We talked about school uniform; the men wanted traditional dress (not the universal UK school uniform worn throughout the country) and I also made sure I asked the women what they thought. The women liked bright colours; orange and red, which are the Nepali traditional colours and, coincidentally, the Q. Learning brand colours. Only the name of the school to be registered was not debated; Moti originally wanted it to be called 'Big Hills' and, having seen the name on the pens, the villagers wanted ‘Q. Learning’ included and so it will be 'Big Hills - Q. Learning Community School'.
We talked late into the night about what needed to happen both at the village end and in the UK. They fully understood it all had to be done legally and 'The Western way'.

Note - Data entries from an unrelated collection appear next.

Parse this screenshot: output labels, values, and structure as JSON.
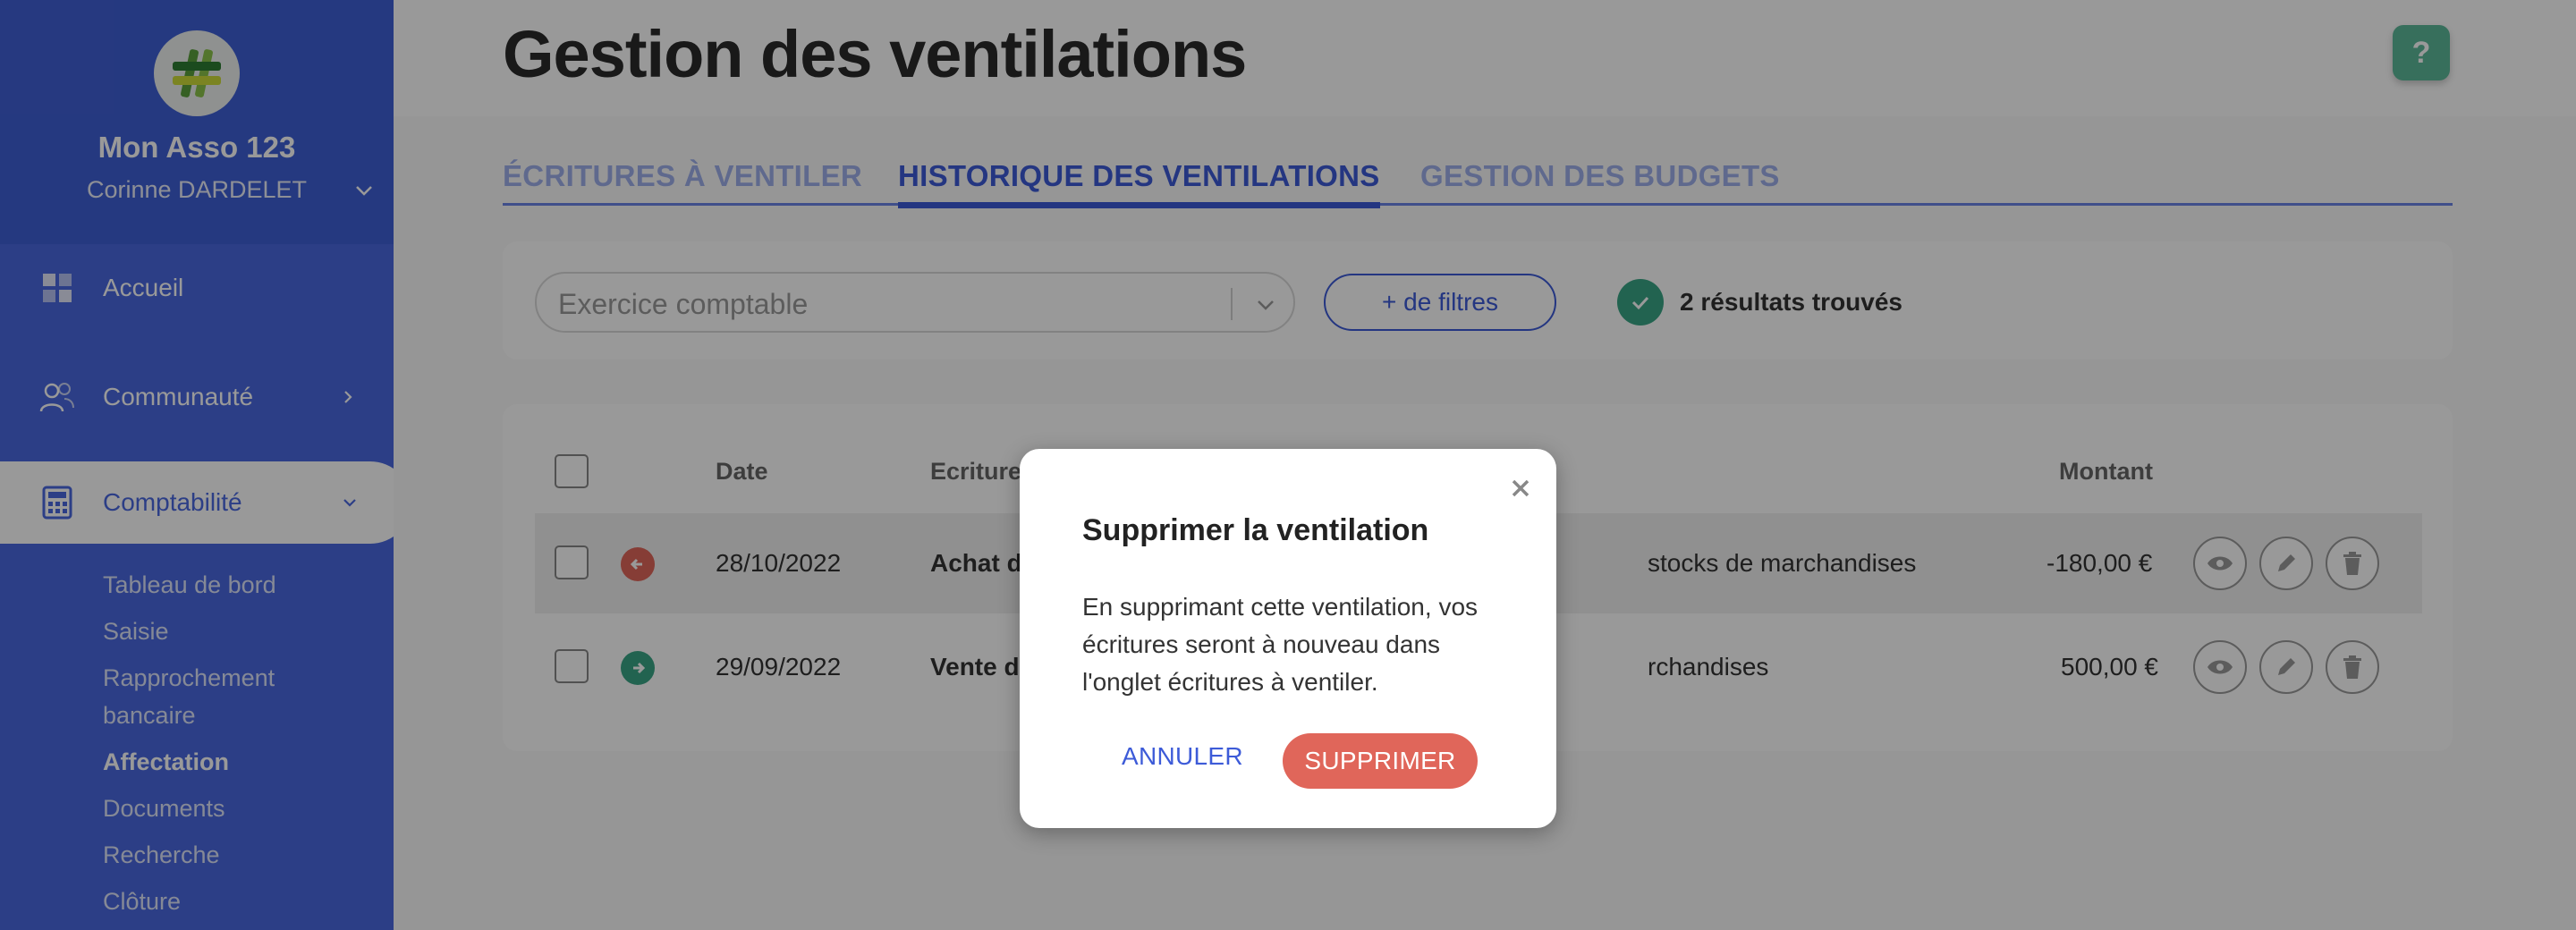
{
  "sidebar": {
    "org_name": "Mon Asso 123",
    "user_name": "Corinne DARDELET",
    "items": [
      {
        "label": "Accueil",
        "icon": "dashboard-icon"
      },
      {
        "label": "Communauté",
        "icon": "users-icon"
      },
      {
        "label": "Comptabilité",
        "icon": "calculator-icon"
      }
    ],
    "sub_items": [
      "Tableau de bord",
      "Saisie",
      "Rapprochement",
      "bancaire",
      "Affectation",
      "Documents",
      "Recherche",
      "Clôture"
    ],
    "accent_color": "#4a68e0"
  },
  "header": {
    "title": "Gestion des ventilations",
    "help_label": "?"
  },
  "tabs": [
    "ÉCRITURES À VENTILER",
    "HISTORIQUE DES VENTILATIONS",
    "GESTION DES BUDGETS"
  ],
  "filters": {
    "select_placeholder": "Exercice comptable",
    "more_filters": "+ de filtres",
    "results": "2 résultats trouvés"
  },
  "table": {
    "headers": {
      "date": "Date",
      "ecriture": "Ecriture",
      "montant": "Montant"
    },
    "rows": [
      {
        "date": "28/10/2022",
        "ecriture": "Achat d",
        "compte": "stocks de marchandises",
        "montant": "-180,00 €",
        "direction": "out",
        "color": "#e0665a"
      },
      {
        "date": "29/09/2022",
        "ecriture": "Vente d",
        "compte": "rchandises",
        "montant": "500,00 €",
        "direction": "in",
        "color": "#3aa585"
      }
    ]
  },
  "modal": {
    "title": "Supprimer la ventilation",
    "body": "En supprimant cette ventilation, vos écritures seront à nouveau dans l'onglet écritures à ventiler.",
    "cancel": "ANNULER",
    "confirm": "SUPPRIMER"
  }
}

At six the next morning, we arose for the bus ride back on the rocky, terrible 'road' and we passed our jeep, still stranded by the side of the road. We returned to Bodrapur, leaving Moti and Apple behind, as there were no seats for them on the plane. It felt like returning to the middle of civilisation when we touched down in Kathmandu, a madly busy place ringed with nearly all the tallest snow-clad mountains in the world. Our final mission was to open a bank account in Kathmandu where the money can be transferred from the UK; we can now begin raising money, and turn the concept into reality. Our trip was at last complete. What an adventure!